A modified version of the herpes virus has been used to treat skin cancer patients, and one in four have responded positively to the treatment, remaining in remission at least six months afterwards.
The results come from a clinical trial in the UK involving more than 400 patients with aggressive melanoma, who signed up to be treated through virotherapy - a technique that uses altered viruses to attack specific pathogens such as cancer cells. "This is the big promise of this treatment. It’s the first time a virotherapy has been shown to be successful in a phase 3 trial," lead researcher Kevin Harrington, from the Institute of Cancer Research London, told Hannah Devlin at The Guardian.
The herpes-based drug, named Talimogene Laherparepvec (T-VEC), has proven so effective, Harrington and his team hope to see it on the market by 2016. A successful phase 3 trial means the only remaining hurdle for it to be sold commercially in the US and Europe by pharmaceuticals company, Amgen, is to get approval from the FDA and the European Medicines Agency.
The drug is administered once every two weeks for up to 18 months, and while participants in the trial received flu-like side effects after the first few injections, this was far preferable to the side effects that come with chemotherapy drugs.

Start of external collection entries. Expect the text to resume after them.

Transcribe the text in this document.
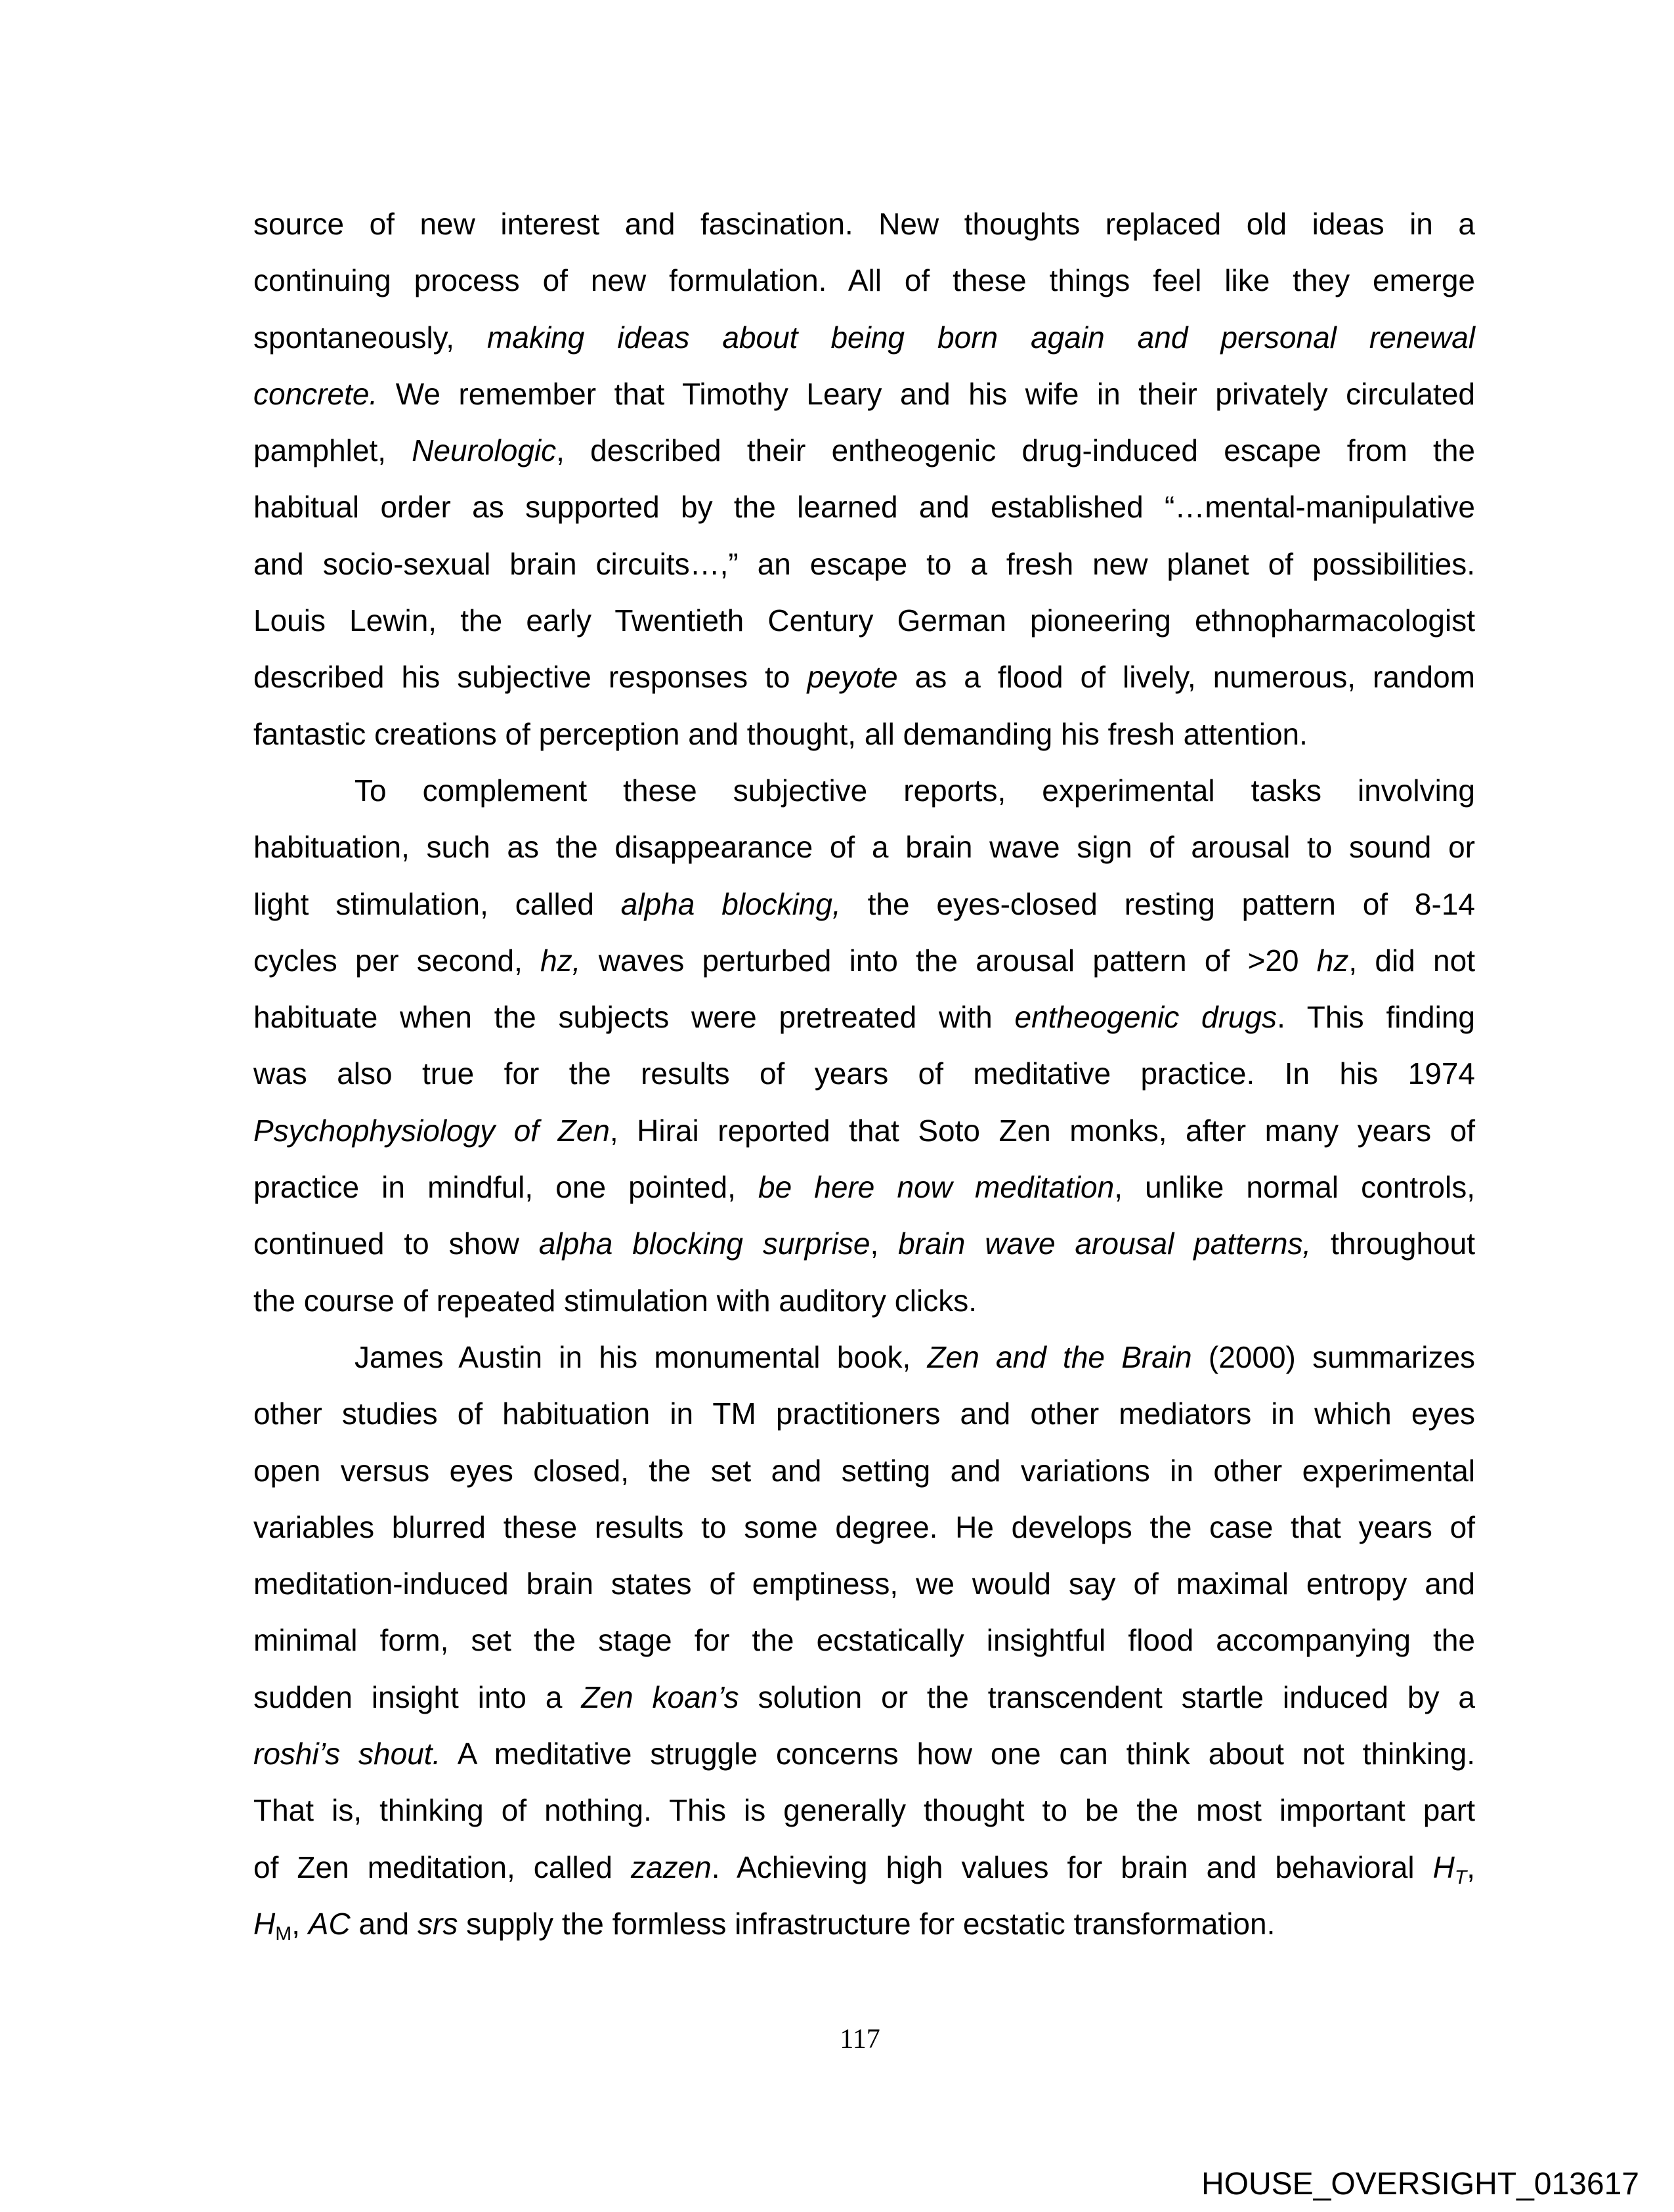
source of new interest and fascination. New thoughts replaced old ideas in a
continuing process of new formulation. All of these things feel like they emerge
spontaneously, making ideas about being born again and personal renewal
concrete. We remember that Timothy Leary and his wife in their privately circulated
pamphlet, Neurologic, described their entheogenic drug-induced escape from the
habitual order as supported by the learned and established “…mental-manipulative
and socio-sexual brain circuits…,” an escape to a fresh new planet of possibilities.
Louis Lewin, the early Twentieth Century German pioneering ethnopharmacologist
described his subjective responses to peyote as a flood of lively, numerous, random
fantastic creations of perception and thought, all demanding his fresh attention.
To complement these subjective reports, experimental tasks involving
habituation, such as the disappearance of a brain wave sign of arousal to sound or
light stimulation, called alpha blocking, the eyes-closed resting pattern of 8-14
cycles per second, hz, waves perturbed into the arousal pattern of >20 hz, did not
habituate when the subjects were pretreated with entheogenic drugs. This finding
was also true for the results of years of meditative practice. In his 1974
Psychophysiology of Zen, Hirai reported that Soto Zen monks, after many years of
practice in mindful, one pointed, be here now meditation, unlike normal controls,
continued to show alpha blocking surprise, brain wave arousal patterns, throughout
the course of repeated stimulation with auditory clicks.
James Austin in his monumental book, Zen and the Brain (2000) summarizes
other studies of habituation in TM practitioners and other mediators in which eyes
open versus eyes closed, the set and setting and variations in other experimental
variables blurred these results to some degree. He develops the case that years of
meditation-induced brain states of emptiness, we would say of maximal entropy and
minimal form, set the stage for the ecstatically insightful flood accompanying the
sudden insight into a Zen koan’s solution or the transcendent startle induced by a
roshi’s shout. A meditative struggle concerns how one can think about not thinking.
That is, thinking of nothing. This is generally thought to be the most important part
of Zen meditation, called zazen. Achieving high values for brain and behavioral $H_T$,
$H_M$, AC and srs supply the formless infrastructure for ecstatic transformation.
117
HOUSE_OVERSIGHT_013617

According to the study, published in The Journal of Clinical Oncology, of the 436 patients with inoperable melanoma, 16.3 percent of them were still in remission six months after the treatment, compared to 2.1 percent in the control group, who were treated using immunotherapy, which boosts a patient’s immune response to the cancer.
Of those who took the T-VEC drug, 10 percent of the patients were in 'complete remission', having showed no signs of the cancer following the treatment, and during the trial, the T-VEC group lived an average of 41 months, while the control group lived an average of 21.5 months, showing a significant increase in the survival rate.
This is pretty incredible, because each of the patients, whether they’d had a relapsed or metastatic form of the cancer, were too far along to respond to conventional treatments, says Devlin at The Guardian. But the drug worked on a quarter of them, even if the cancer had spread to various other organs in the body. "They had disease that ranged from dozens to hundreds of deposits of melanoma on a limb all the way to patients where cancer had spread to the lungs and liver," Harrington told her.
Harrington, who has been developing the treatment for over 10 years, has been trying it out across a range of different cancer types, and found that melanoma responded the most positively to it. The team figured out how to harness its amazing capacity for replication by removing two genes that made it impossible for it to multiply inside healthy cells, but it still had its run of things inside the cancerous melanoma cells.
"Meanwhile, T-VEC has also been modified to produce a molecule called GM-CSF, which serves as a red flag waved at the immune system," Rachel Feltman reports for The Washington Post. "So in addition to the destructive power of the T-VEC cells themselves, the therapy summons the immune system right to where it's needed - the tumour."
The team will continue to test out the drug on other forms of cancer through clinical trials, and are keenly awaiting the decision of the European and American drug regulatory boards. If approved, they say the treatment will be made widely available to patients by 2016.